One of my co-workers is being sucked into my project more than planned, because he's far more familiar with the temperamental nature of a key piece of the software infrastructure. And he's had a slog of it, not made any easier by the fact that he has to wait anywhere from several minutes to an hour to discover that the latest round of typed incantations has not appeased the software in question.
He showed me the results of a significant breakthrough he'd made today. "You're awesome," I said in appreciation of his doggedness. Alas, he's not the kind of guy who takes praise well, and immediately started to verbally sidle away from it. "Oh, just shut up and be awesome!" I said, half-laughing with exasperation at this quirk of his.

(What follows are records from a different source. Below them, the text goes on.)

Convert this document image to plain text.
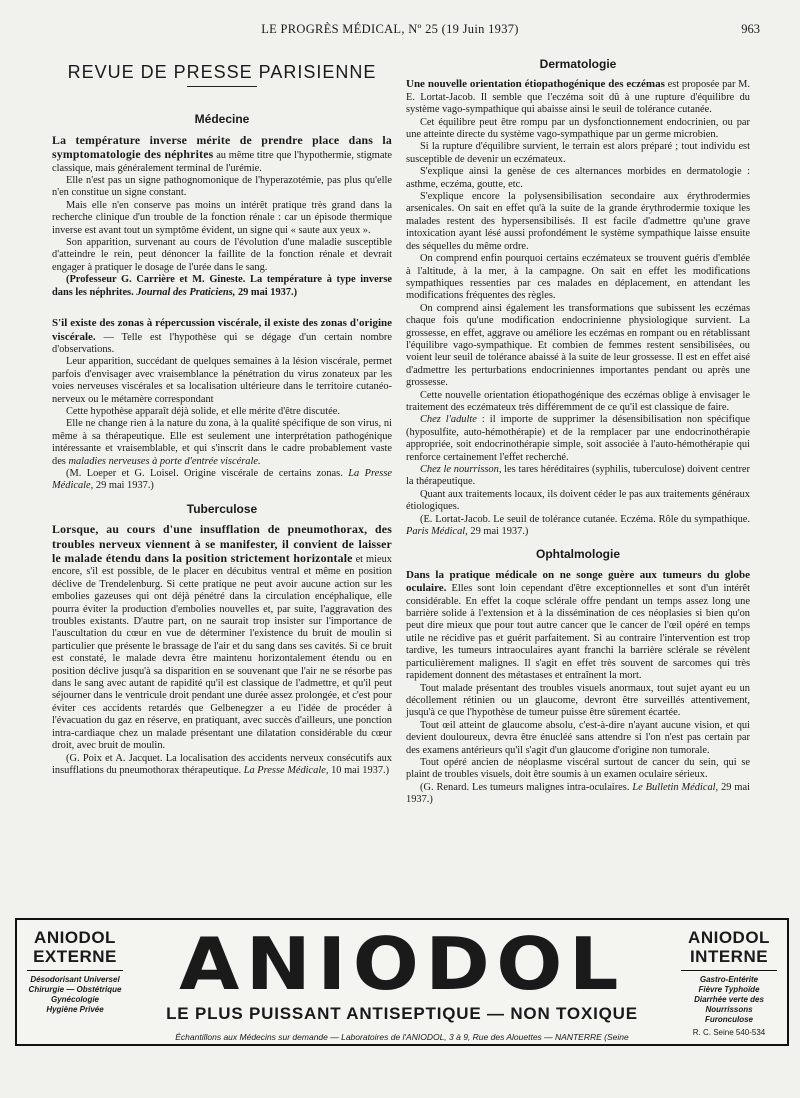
LE PROGRÈS MÉDICAL, Nº 25 (19 Juin 1937)	963
REVUE DE PRESSE PARISIENNE
Médecine

La température inverse mérite de prendre place dans la symptomatologie des néphrites au même titre que l'hypothermie, stigmate classique, mais généralement terminal de l'urémie.

Elle n'est pas un signe pathognomonique de l'hyperazotémie, pas plus qu'elle n'en constitue un signe constant.

Mais elle n'en conserve pas moins un intérêt pratique très grand dans la recherche clinique d'un trouble de la fonction rénale : car un épisode thermique inverse est avant tout un symptôme évident, un signe qui « saute aux yeux ».

Son apparition, survenant au cours de l'évolution d'une maladie susceptible d'atteindre le rein, peut dénoncer la faillite de la fonction rénale et devrait engager à pratiquer le dosage de l'urée dans le sang.

(Professeur G. Carrière et M. Gineste. La température à type inverse dans les néphrites. Journal des Praticiens, 29 mai 1937.)

S'il existe des zonas à répercussion viscérale, il existe des zonas d'origine viscérale. — Telle est l'hypothèse qui se dégage d'un certain nombre d'observations.

Leur apparition, succédant de quelques semaines à la lésion viscérale, permet parfois d'envisager avec vraisemblance la pénétration du virus zonateux par les voies nerveuses viscérales et sa localisation ultérieure dans le territoire cutanéo-nerveux ou le métamère correspondant

Cette hypothèse apparaît déjà solide, et elle mérite d'être discutée.

Elle ne change rien à la nature du zona, à la qualité spécifique de son virus, ni même à sa thérapeutique. Elle est seulement une interprétation pathogénique intéressante et vraisemblable, et qui s'inscrit dans le cadre probablement vaste des maladies nerveuses à porte d'entrée viscérale.

(M. Loeper et G. Loisel. Origine viscérale de certains zonas. La Presse Médicale, 29 mai 1937.)

Tuberculose

Lorsque, au cours d'une insufflation de pneumothorax, des troubles nerveux viennent à se manifester, il convient de laisser le malade étendu dans la position strictement horizontale et mieux encore, s'il est possible, de le placer en décubitus ventral et même en position déclive de Trendelenburg. Si cette pratique ne peut avoir aucune action sur les embolies gazeuses qui ont déjà pénétré dans la circulation encéphalique, elle pourra éviter la production d'embolies nouvelles et, par suite, l'aggravation des troubles existants. D'autre part, on ne saurait trop insister sur l'importance de l'auscultation du cœur en vue de déterminer l'existence du bruit de moulin si particulier que présente le brassage de l'air et du sang dans ses cavités. Si ce bruit est constaté, le malade devra être maintenu horizontalement étendu ou en position déclive jusqu'à sa disparition en se souvenant que l'air ne se résorbe pas dans le sang avec autant de rapidité qu'il est classique de l'admettre, et qu'il peut séjourner dans le ventricule droit pendant une durée assez prolongée, et c'est pour éviter ces accidents retardés que Gelbenegzer a eu l'idée de procéder à l'évacuation du gaz en réserve, en pratiquant, avec succès d'ailleurs, une ponction intra-cardiaque chez un malade présentant une dilatation considérable du cœur droit, avec bruit de moulin.

(G. Poix et A. Jacquet. La localisation des accidents nerveux consécutifs aux insufflations du pneumothorax thérapeutique. La Presse Médicale, 10 mai 1937.)

Dermatologie

Une nouvelle orientation étiopathogénique des eczémas est proposée par M. E. Lortat-Jacob. Il semble que l'eczéma soit dû à une rupture d'équilibre du système vago-sympathique qui abaisse ainsi le seuil de tolérance cutanée.

Cet équilibre peut être rompu par un dysfonctionnement endocrinien, ou par une atteinte directe du système vago-sympathique par un germe microbien.

Si la rupture d'équilibre survient, le terrain est alors préparé ; tout individu est susceptible de devenir un eczémateux.

S'explique ainsi la genèse de ces alternances morbides en dermatologie : asthme, eczéma, goutte, etc.

S'explique encore la polysensibilisation secondaire aux érythrodermies arsenicales. On sait en effet qu'à la suite de la grande érythrodermie toxique les malades restent des hypersensibilisés. Il est facile d'admettre qu'une grave intoxication ayant lésé aussi profondément le système sympathique laisse ensuite des séquelles du même ordre.

On comprend enfin pourquoi certains eczémateux se trouvent guéris d'emblée à l'altitude, à la mer, à la campagne. On sait en effet les modifications sympathiques ressenties par ces malades en déplacement, en attendant les modifications fréquentes des règles.

On comprend ainsi également les transformations que subissent les eczémas chaque fois qu'une modification endocrinienne physiologique survient. La grossesse, en effet, aggrave ou améliore les eczémas en rompant ou en rétablissant l'équilibre vago-sympathique. Et combien de femmes restent sensibilisées, ou voient leur seuil de tolérance abaissé à la suite de leur grossesse. Il est en effet aisé d'admettre les perturbations endocriniennes importantes pendant ou après une grossesse.

Cette nouvelle orientation étiopathogénique des eczémas oblige à envisager le traitement des eczémateux très différemment de ce qu'il est classique de faire.

Chez l'adulte : il importe de supprimer la désensibilisation non spécifique (hyposulfite, auto-hémothérapie) et de la remplacer par une endocrinothérapie appropriée, soit endocrinothérapie simple, soit associée à l'auto-hémothérapie qui renforce certainement l'effet recherché.

Chez le nourrisson, les tares héréditaires (syphilis, tuberculose) doivent centrer la thérapeutique.

Quant aux traitements locaux, ils doivent céder le pas aux traitements généraux étiologiques.

(E. Lortat-Jacob. Le seuil de tolérance cutanée. Eczéma. Rôle du sympathique. Paris Médical, 29 mai 1937.)

Ophtalmologie

Dans la pratique médicale on ne songe guère aux tumeurs du globe oculaire. Elles sont loin cependant d'être exceptionnelles et sont d'un intérêt considérable. En effet la coque sclérale offre pendant un temps assez long une barrière solide à l'extension et à la dissémination de ces néoplasies si bien qu'on peut dire mieux que pour tout autre cancer que le cancer de l'œil opéré en temps utile ne récidive pas et guérit parfaitement. Si au contraire l'intervention est trop tardive, les tumeurs intraoculaires ayant franchi la barrière sclérale se révèlent particulièrement malignes. Il s'agit en effet très souvent de sarcomes qui très rapidement donnent des métastases et entraînent la mort.

Tout malade présentant des troubles visuels anormaux, tout sujet ayant eu un décollement rétinien ou un glaucome, devront être surveillés attentivement, jusqu'à ce que l'hypothèse de tumeur puisse être sûrement écartée.

Tout œil atteint de glaucome absolu, c'est-à-dire n'ayant aucune vision, et qui devient douloureux, devra être énucléé sans attendre si l'on n'est pas certain par des examens antérieurs qu'il s'agit d'un glaucome d'origine non tumorale.

Tout opéré ancien de néoplasme viscéral surtout de cancer du sein, qui se plaint de troubles visuels, doit être soumis à un examen oculaire sérieux.

(G. Renard. Les tumeurs malignes intra-oculaires. Le Bulletin Médical, 29 mai 1937.)

ANIODOL
EXTERNE
Désodorisant Universel
Chirurgie — Obstétrique
Gynécologie
Hygiène Privée
ANIODOL
LE PLUS PUISSANT ANTISEPTIQUE — NON TOXIQUE
Échantillons aux Médecins sur demande — Laboratoires de l'ANIODOL, 3 à 9, Rue des Alouettes — NANTERRE (Seine
ANIODOL
INTERNE
Gastro-Entérite
Fièvre Typhoïde
Diarrhée verte des Nourrissons
Furonculose
R. C. Seine 540-534
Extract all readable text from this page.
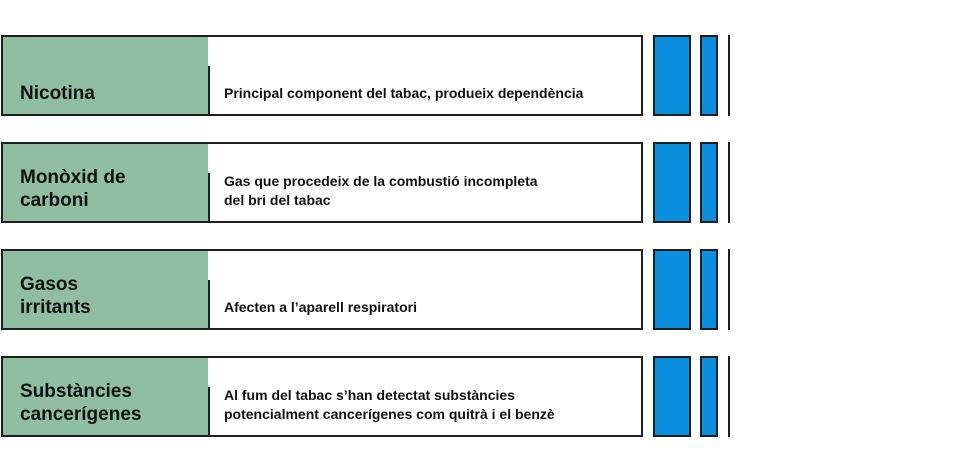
Nicotina	Principal component del tabac, produeix dependència
Monòxid de
carboni
Gas que procedeix de la combustió incompleta
del bri del tabac
Gasos
irritants	Afecten a l’aparell respiratori
Substàncies
cancerígenes
Al fum del tabac s’han detectat substàncies
potencialment cancerígenes com quitrà i el benzè
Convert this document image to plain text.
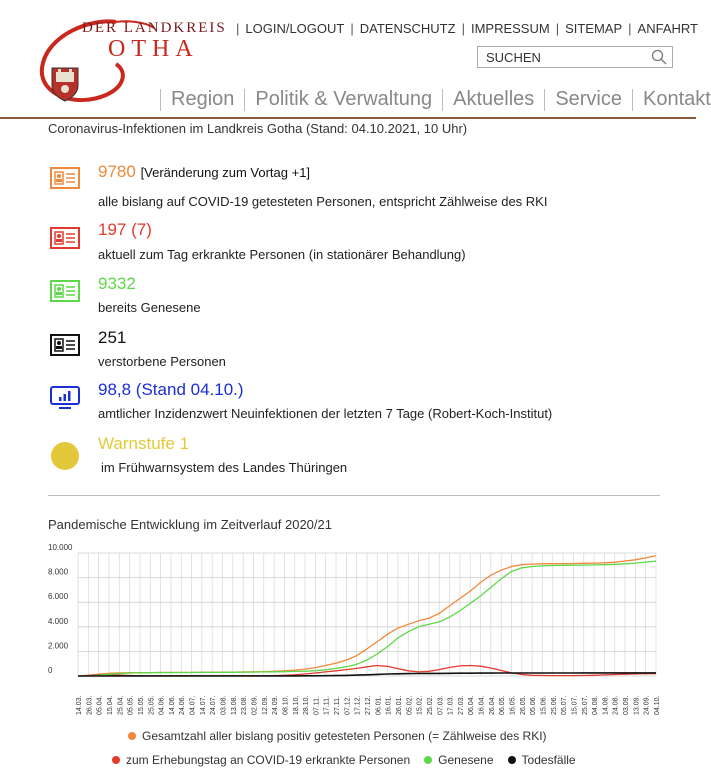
DER LANDKREIS
OTHA
| LOGIN/LOGOUT | DATENSCHUTZ | IMPRESSUM | SITEMAP | ANFAHRT
SUCHEN
Region Politik & Verwaltung Aktuelles Service Kontakt
Coronavirus-Infektionen im Landkreis Gotha (Stand: 04.10.2021, 10 Uhr)
9780 [Veränderung zum Vortag +1]
alle bislang auf COVID-19 getesteten Personen, entspricht Zählweise des RKI
197 (7)
aktuell zum Tag erkrankte Personen (in stationärer Behandlung)
9332
bereits Genesene
251
verstorbene Personen
98,8 (Stand 04.10.)
amtlicher Inzidenzwert Neuinfektionen der letzten 7 Tage (Robert-Koch-Institut)
Warnstufe 1
im Frühwarnsystem des Landes Thüringen
Pandemische Entwicklung im Zeitverlauf 2020/21
10.000
8.000
6.000
4.000
2.000
0
14.03. 26.03. 05.04. 15.04. 25.04. 05.05. 15.05. 25.05. 04.06. 14.06. 24.06. 04.07. 14.07. 24.07. 03.08. 13.08. 23.08. 02.09. 12.09. 24.09. 08.10. 18.10. 28.10. 07.11. 17.11. 27.11. 07.12. 17.12. 27.12. 06.01. 16.01. 26.01. 05.02. 15.02. 25.02. 07.03. 17.03. 27.03. 06.04. 16.04. 26.04. 06.05. 16.05. 26.05. 05.06. 15.06. 25.06. 05.07. 15.07. 25.07. 04.08. 14.08. 24.08. 03.09. 13.09. 24.09. 04.10.
Gesamtzahl aller bislang positiv getesteten Personen (= Zählweise des RKI)
zum Erhebungstag an COVID-19 erkrankte Personen Genesene Todesfälle
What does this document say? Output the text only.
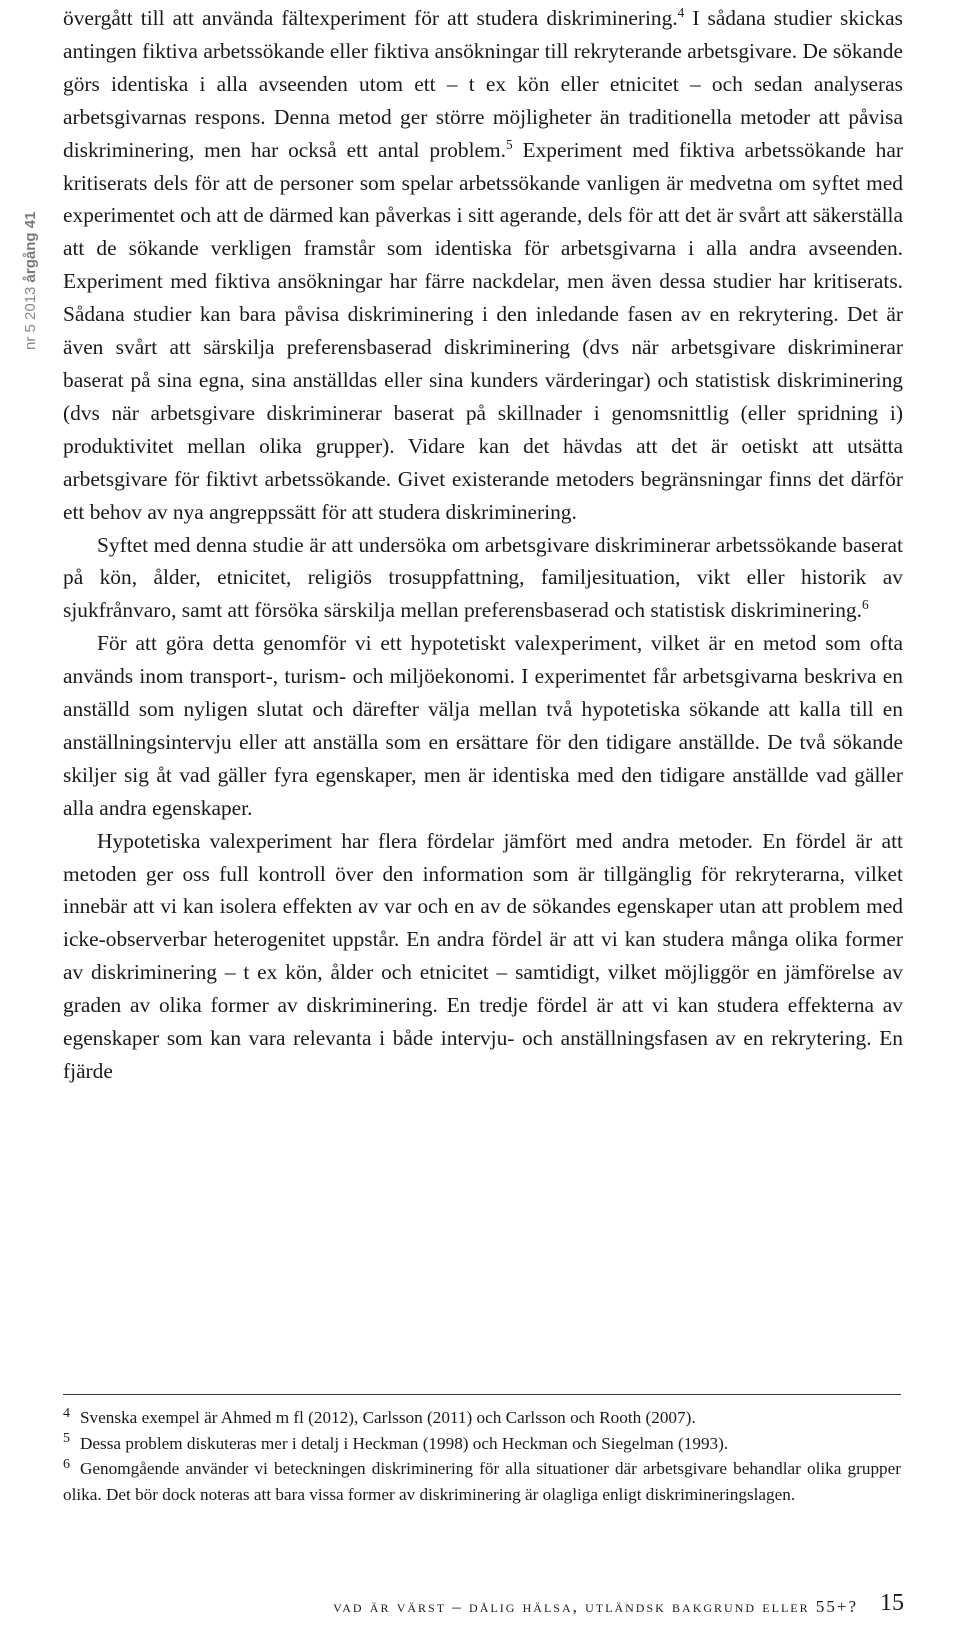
nr 5 2013 årgång 41

övergått till att använda fältexperiment för att studera diskriminering.$^4$ I sådana studier skickas antingen fiktiva arbetssökande eller fiktiva ansökningar till rekryterande arbetsgivare. De sökande görs identiska i alla avseenden utom ett – t ex kön eller etnicitet – och sedan analyseras arbetsgivarnas respons. Denna metod ger större möjligheter än traditionella metoder att påvisa diskriminering, men har också ett antal problem.$^5$ Experiment med fiktiva arbetssökande har kritiserats dels för att de personer som spelar arbetssökande vanligen är medvetna om syftet med experimentet och att de därmed kan påverkas i sitt agerande, dels för att det är svårt att säkerställa att de sökande verkligen framstår som identiska för arbetsgivarna i alla andra avseenden. Experiment med fiktiva ansökningar har färre nackdelar, men även dessa studier har kritiserats. Sådana studier kan bara påvisa diskriminering i den inledande fasen av en rekrytering. Det är även svårt att särskilja preferensbaserad diskriminering (dvs när arbetsgivare diskriminerar baserat på sina egna, sina anställdas eller sina kunders värderingar) och statistisk diskriminering (dvs när arbetsgivare diskriminerar baserat på skillnader i genomsnittlig (eller spridning i) produktivitet mellan olika grupper). Vidare kan det hävdas att det är oetiskt att utsätta arbetsgivare för fiktivt arbetssökande. Givet existerande metoders begränsningar finns det därför ett behov av nya angreppssätt för att studera diskriminering.

Syftet med denna studie är att undersöka om arbetsgivare diskriminerar arbetssökande baserat på kön, ålder, etnicitet, religiös trosuppfattning, familjesituation, vikt eller historik av sjukfrånvaro, samt att försöka särskilja mellan preferensbaserad och statistisk diskriminering.$^6$

För att göra detta genomför vi ett hypotetiskt valexperiment, vilket är en metod som ofta används inom transport-, turism- och miljöekonomi. I experimentet får arbetsgivarna beskriva en anställd som nyligen slutat och därefter välja mellan två hypotetiska sökande att kalla till en anställningsintervju eller att anställa som en ersättare för den tidigare anställde. De två sökande skiljer sig åt vad gäller fyra egenskaper, men är identiska med den tidigare anställde vad gäller alla andra egenskaper.

Hypotetiska valexperiment har flera fördelar jämfört med andra metoder. En fördel är att metoden ger oss full kontroll över den information som är tillgänglig för rekryterarna, vilket innebär att vi kan isolera effekten av var och en av de sökandes egenskaper utan att problem med icke-observerbar heterogenitet uppstår. En andra fördel är att vi kan studera många olika former av diskriminering – t ex kön, ålder och etnicitet – samtidigt, vilket möjliggör en jämförelse av graden av olika former av diskriminering. En tredje fördel är att vi kan studera effekterna av egenskaper som kan vara relevanta i både intervju- och anställningsfasen av en rekrytering. En fjärde

4 Svenska exempel är Ahmed m fl (2012), Carlsson (2011) och Carlsson och Rooth (2007).

5 Dessa problem diskuteras mer i detalj i Heckman (1998) och Heckman och Siegelman (1993).

6 Genomgående använder vi beteckningen diskriminering för alla situationer där arbetsgivare behandlar olika grupper olika. Det bör dock noteras att bara vissa former av diskriminering är olagliga enligt diskrimineringslagen.

vad är värst – dålig hälsa, utländsk bakgrund eller 55+? 15
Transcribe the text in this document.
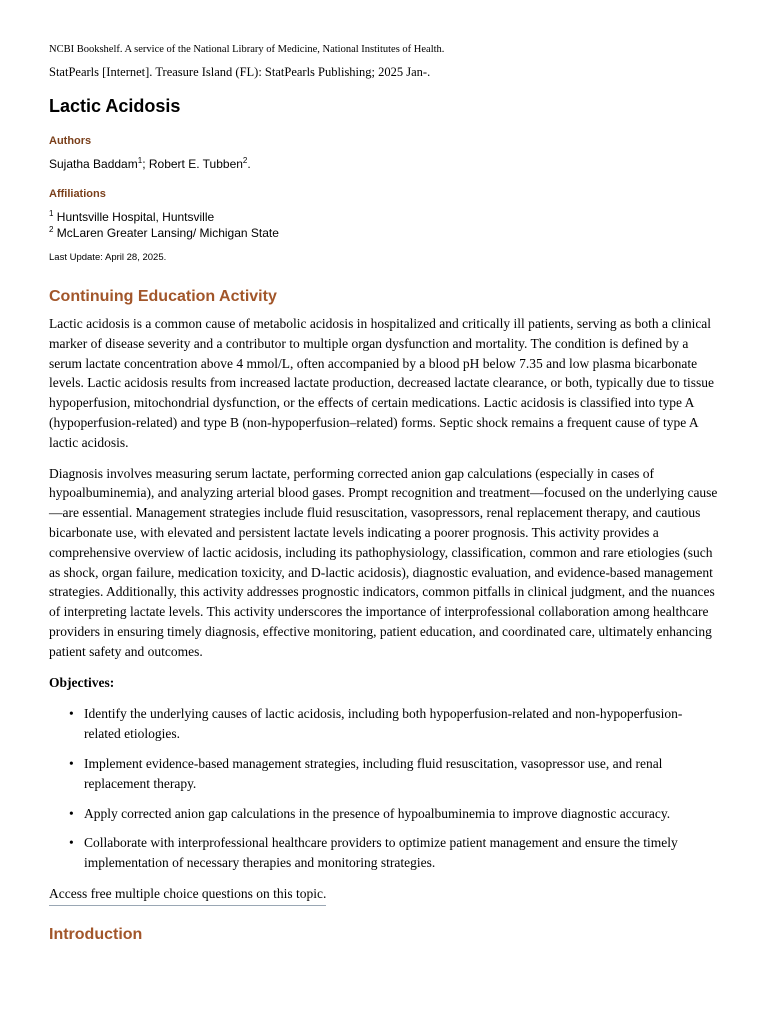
NCBI Bookshelf. A service of the National Library of Medicine, National Institutes of Health.
StatPearls [Internet]. Treasure Island (FL): StatPearls Publishing; 2025 Jan-.
Lactic Acidosis
Authors
Sujatha Baddam$^1$; Robert E. Tubben$^2$.
Affiliations
$^1$ Huntsville Hospital, Huntsville
$^2$ McLaren Greater Lansing/ Michigan State
Last Update: April 28, 2025.
Continuing Education Activity

Lactic acidosis is a common cause of metabolic acidosis in hospitalized and critically ill patients, serving as both a clinical marker of disease severity and a contributor to multiple organ dysfunction and mortality. The condition is defined by a serum lactate concentration above 4 mmol/L, often accompanied by a blood pH below 7.35 and low plasma bicarbonate levels. Lactic acidosis results from increased lactate production, decreased lactate clearance, or both, typically due to tissue hypoperfusion, mitochondrial dysfunction, or the effects of certain medications. Lactic acidosis is classified into type A (hypoperfusion-related) and type B (non-hypoperfusion–related) forms. Septic shock remains a frequent cause of type A lactic acidosis.

Diagnosis involves measuring serum lactate, performing corrected anion gap calculations (especially in cases of hypoalbuminemia), and analyzing arterial blood gases. Prompt recognition and treatment—focused on the underlying cause—are essential. Management strategies include fluid resuscitation, vasopressors, renal replacement therapy, and cautious bicarbonate use, with elevated and persistent lactate levels indicating a poorer prognosis. This activity provides a comprehensive overview of lactic acidosis, including its pathophysiology, classification, common and rare etiologies (such as shock, organ failure, medication toxicity, and D-lactic acidosis), diagnostic evaluation, and evidence-based management strategies. Additionally, this activity addresses prognostic indicators, common pitfalls in clinical judgment, and the nuances of interpreting lactate levels. This activity underscores the importance of interprofessional collaboration among healthcare providers in ensuring timely diagnosis, effective monitoring, patient education, and coordinated care, ultimately enhancing patient safety and outcomes.

Objectives:
• Identify the underlying causes of lactic acidosis, including both hypoperfusion-related and non-hypoperfusion-related etiologies.
• Implement evidence-based management strategies, including fluid resuscitation, vasopressor use, and renal replacement therapy.
• Apply corrected anion gap calculations in the presence of hypoalbuminemia to improve diagnostic accuracy.
• Collaborate with interprofessional healthcare providers to optimize patient management and ensure the timely implementation of necessary therapies and monitoring strategies.
Access free multiple choice questions on this topic.
Introduction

Come to think of it, it's not a bad antidote to the SXSWi hype this week, with all the launch parties of near-identical apps (fueled by booth babes and free booze). Maybe it's just me, but I'm starting to feel that fin de siecle malaise born of the sense of too many hipster software companies mistaking the zeitgeist (read, narcissism with GPS) for The Next Big Thing. Which, if my gut is correct, means that deep down the hipsters know it too, and much of the noise is them talking themselves out of that.
Or maybe I'm just older and crankier than usual today. That being said, I'd still appreciate some shut-up-and-be-awesome from the zeitgeist. kthxbi.